Friday, August 11, 2017

Book review: Withers, E. (2005). Negro League Baseball: Photographs by Ernest C. Withers. 2005.

Withers, E. (2005). Negro League Baseball: Photographs by Ernest C. Withers. 1st ed. New York: Harry N. Abrams.

When Ernest C Withers returned to Memphis after service in WWII, he decided to set up his own commercial photography business.  He had started practicing while in high school, improved his skills in the military, and hoped as a civilian to serve his community taking photos of whatever might be needed.  He shot weddings, funerals, church and school functions, portraits, business openings – anything and everything to help his business grow and support his wife and eight children.  In this book’s introductory essay by Daniel Wolff, Withers notes he was no baseball fanatic.  If a better paying job was available, he wouldn’t be found at the ballpark.

But the ballpark was not without its financial rewards.  In the 1940s, baseball was perhaps the largest black owned business in the United States and Withers found a way to make himself useful to the Martin family, owners of the Memphis Red Sox, providing baseball images for publicity posters, calendars, and newspapers. When he wasn’t busy elsewhere, Withers was at Martin’s Stadium, where he was not only an image maker, but also a retailer of pictures of teams, players, and even spectators.

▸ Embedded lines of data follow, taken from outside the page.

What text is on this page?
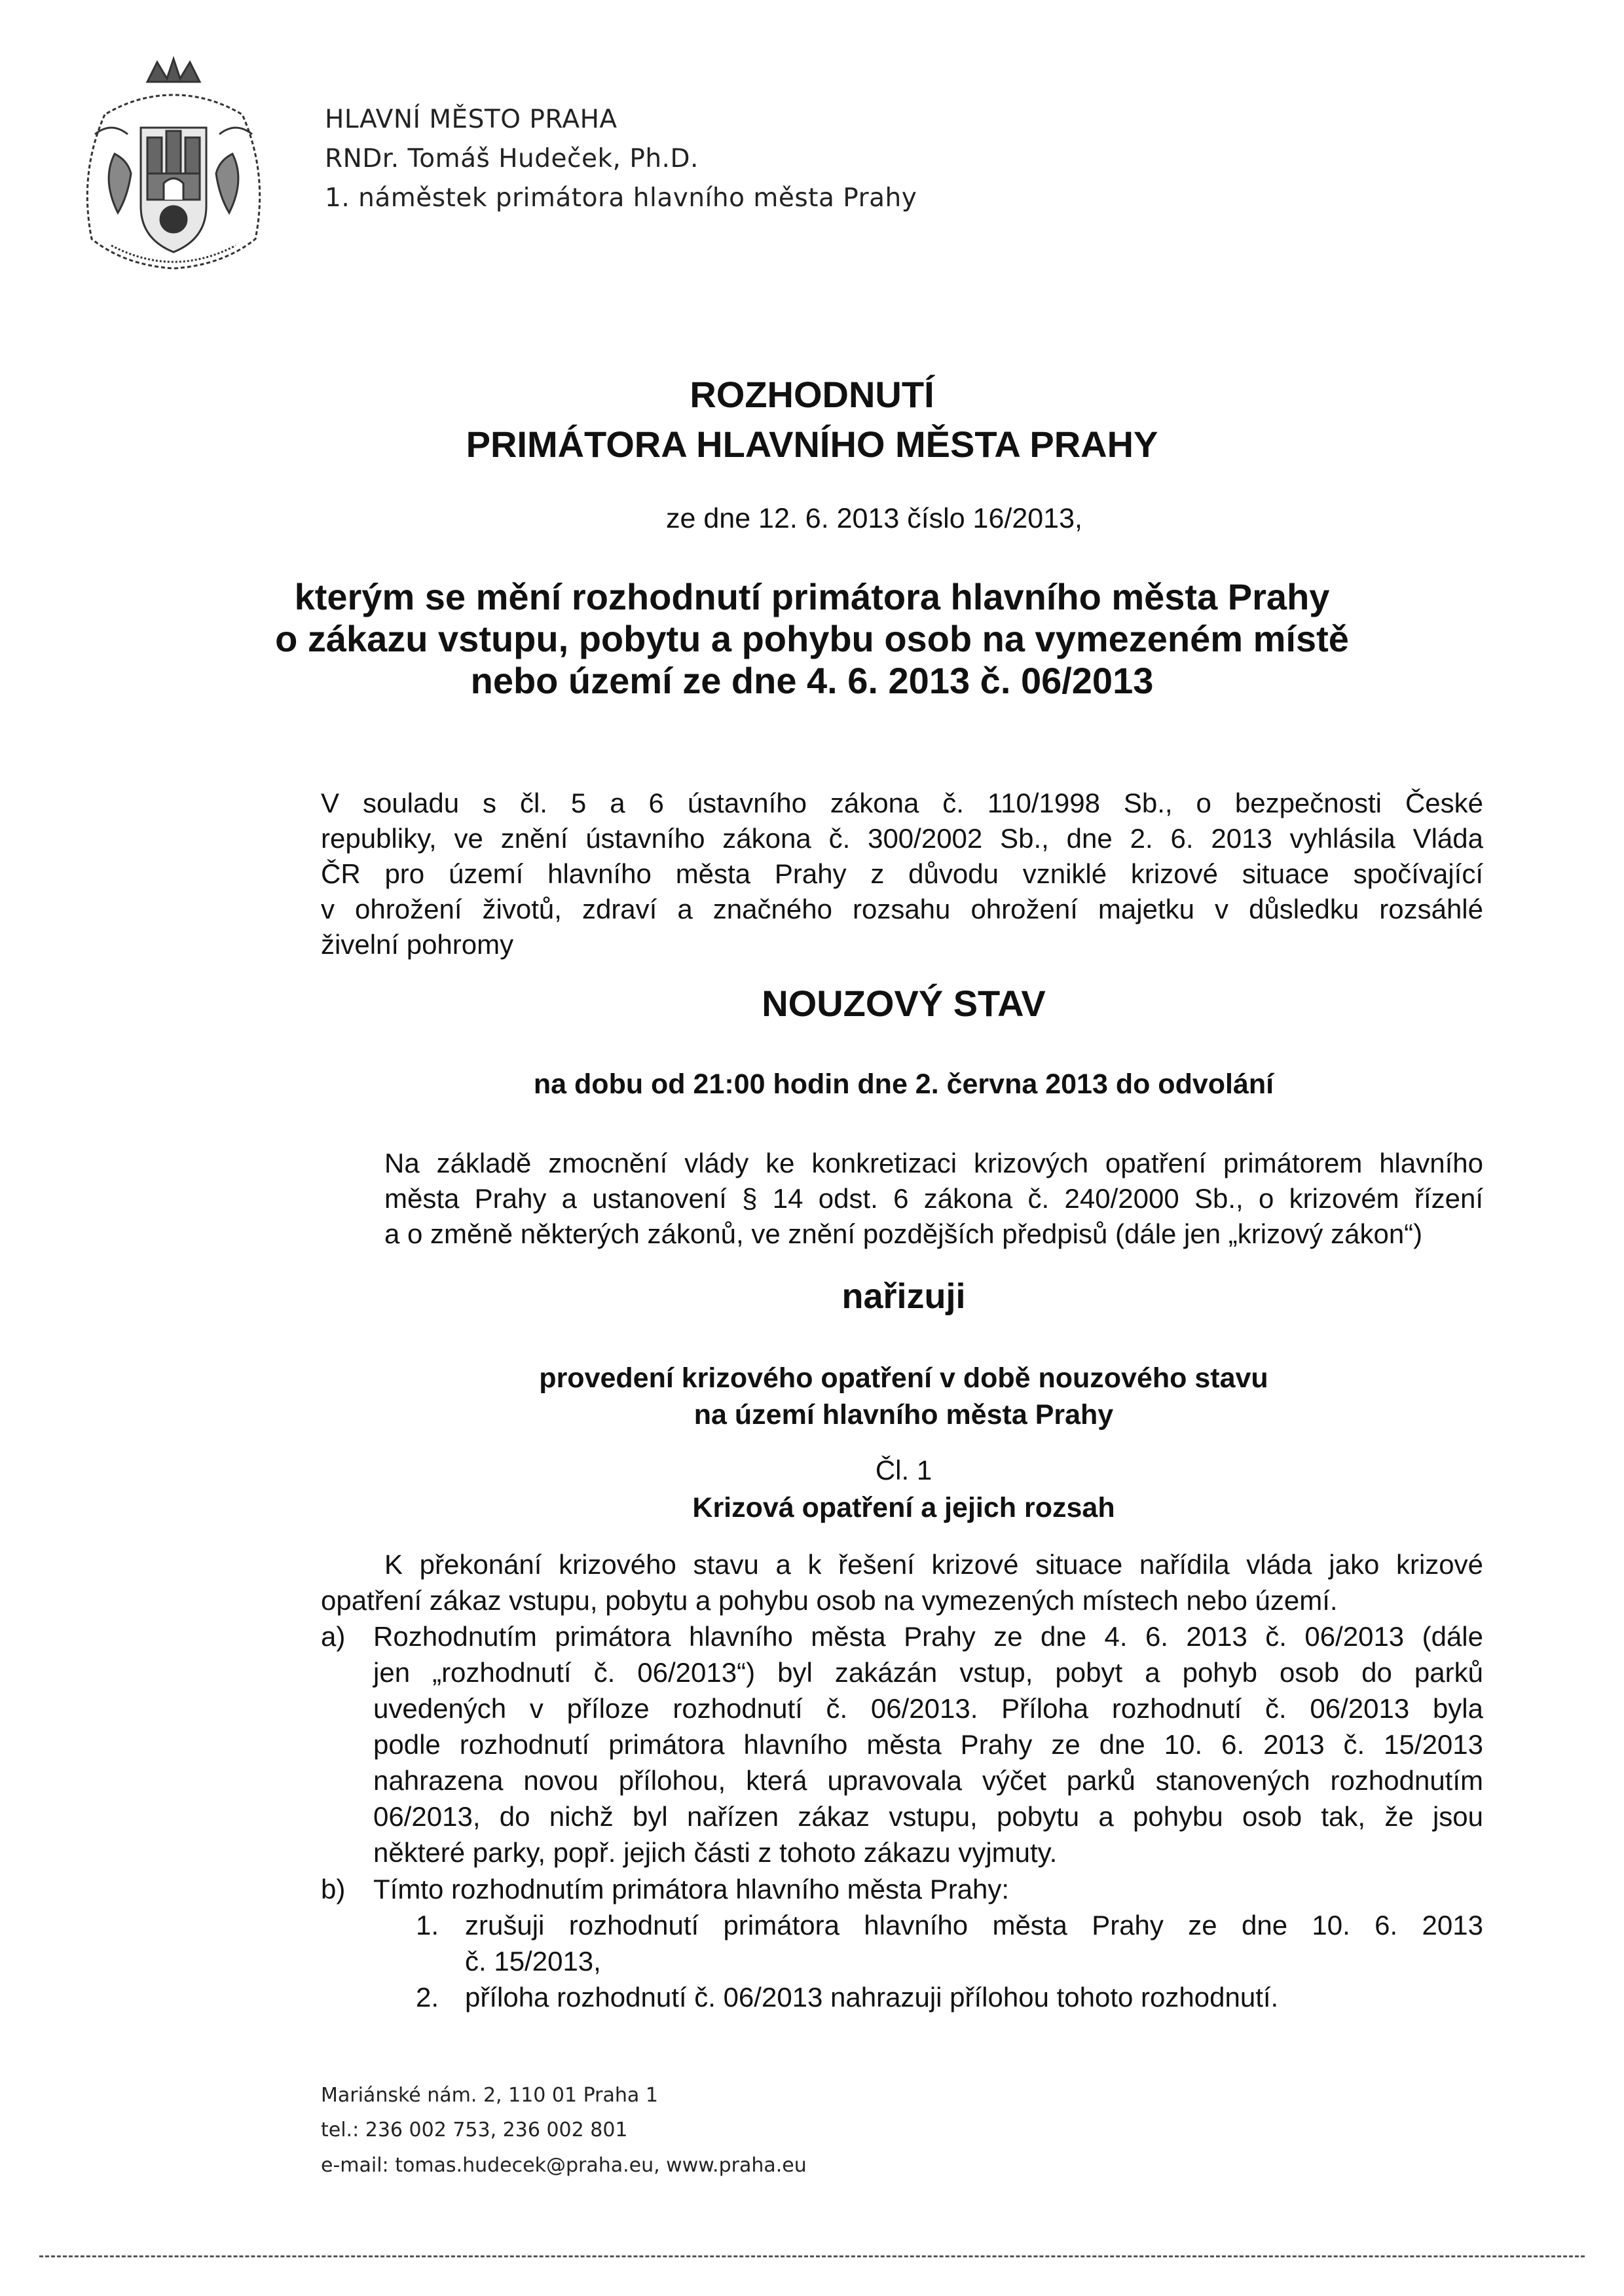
HLAVNÍ MĚSTO PRAHA
RNDr. Tomáš Hudeček, Ph.D.
1. náměstek primátora hlavního města Prahy
ROZHODNUTÍ
PRIMÁTORA HLAVNÍHO MĚSTA PRAHY
ze dne 12. 6. 2013 číslo 16/2013,
kterým se mění rozhodnutí primátora hlavního města Prahy
o zákazu vstupu, pobytu a pohybu osob na vymezeném místě
nebo území ze dne 4. 6. 2013 č. 06/2013
V souladu s čl. 5 a 6 ústavního zákona č. 110/1998 Sb., o bezpečnosti České
republiky, ve znění ústavního zákona č. 300/2002 Sb., dne 2. 6. 2013 vyhlásila Vláda
ČR pro území hlavního města Prahy z důvodu vzniklé krizové situace spočívající
v ohrožení životů, zdraví a značného rozsahu ohrožení majetku v důsledku rozsáhlé
živelní pohromy
NOUZOVÝ STAV
na dobu od 21:00 hodin dne 2. června 2013 do odvolání
Na základě zmocnění vlády ke konkretizaci krizových opatření primátorem hlavního
města Prahy a ustanovení § 14 odst. 6 zákona č. 240/2000 Sb., o krizovém řízení
a o změně některých zákonů, ve znění pozdějších předpisů (dále jen „krizový zákon“)
nařizuji
provedení krizového opatření v době nouzového stavu
na území hlavního města Prahy
Čl. 1
Krizová opatření a jejich rozsah
K překonání krizového stavu a k řešení krizové situace nařídila vláda jako krizové
opatření zákaz vstupu, pobytu a pohybu osob na vymezených místech nebo území.
a) Rozhodnutím primátora hlavního města Prahy ze dne 4. 6. 2013 č. 06/2013 (dále
jen „rozhodnutí č. 06/2013“) byl zakázán vstup, pobyt a pohyb osob do parků
uvedených v příloze rozhodnutí č. 06/2013. Příloha rozhodnutí č. 06/2013 byla
podle rozhodnutí primátora hlavního města Prahy ze dne 10. 6. 2013 č. 15/2013
nahrazena novou přílohou, která upravovala výčet parků stanovených rozhodnutím
06/2013, do nichž byl nařízen zákaz vstupu, pobytu a pohybu osob tak, že jsou
některé parky, popř. jejich části z tohoto zákazu vyjmuty.
b) Tímto rozhodnutím primátora hlavního města Prahy:
1. zrušuji rozhodnutí primátora hlavního města Prahy ze dne 10. 6. 2013
č. 15/2013,
2. příloha rozhodnutí č. 06/2013 nahrazuji přílohou tohoto rozhodnutí.
Mariánské nám. 2, 110 01 Praha 1
tel.: 236 002 753, 236 002 801
e-mail: tomas.hudecek@praha.eu, www.praha.eu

For the Martin family and the owners of Negro League baseball teams, Withers’ photos were vital proof of the capability of the African American community.  Images depicting contract signings in well-appointed offices, teams in pressed white uniforms, and players riding shiny team busses were evidence that African Americans could be as successful as their white counterparts.


As Wolff points out, the images here are in fact not about the glory days of the Negro Leagues, but their unravelling.  Only one year after Withers returned to Memphis to open his photography business, Jackie Robinson debuted for the Brooklyn Dodgers.  The Negro Leagues fairly collapsed a year later in 1948, though several barnstorming teams and a Negro All-Star team continued into the 1950s.  Images of these teams close out this book, but by then Withers had moved on to more demanding work, including the Emmett Till trial, desegregation in Little Rock, and the Memphis sit-ins of the 1960s.

Camera technology did not yet permit for shooting players in action, except from far away, and so most of the images here are posed.  A number of images are redolent of baseball cards, players staged in action such as throwing or catching a ball, or sliding into a base.  Withers was not particularly careful about framing, with a number of these images featuring other ball players or spectators in the background.  As most of Wither’s work was done in Martin’s Stadium, the same background features can be found in picture to picture, the same advertisements, the same water tower in central right field.

Perhaps more interesting than images of players are those of spectators. The photos collected here suggest Withers knew where the money came from.  There are no pictures of urban poor, except as they can be seen in wide angle stadium shots.  Most of the spectator images are of Memphis’ middle and upper class, well-dressed and prepared to spectate as well as be part of the spectacle: men in hats and suits, boys in jackets, and women with handbags to match their dresses.  What’s missing here are portraits of the fans sitting on the ground in foul territory, or any sign of people working the stadium – beer vendors, ticket sellers, or the dusters and birdboys, jobs Withers did himself as a child, cleaning stadium seats of dirt and bird droppings. Even so, this is an important collection of images for students of the South, baseball, or African American culture.  I found a copy in my local library.  Perhaps there’s one at yours.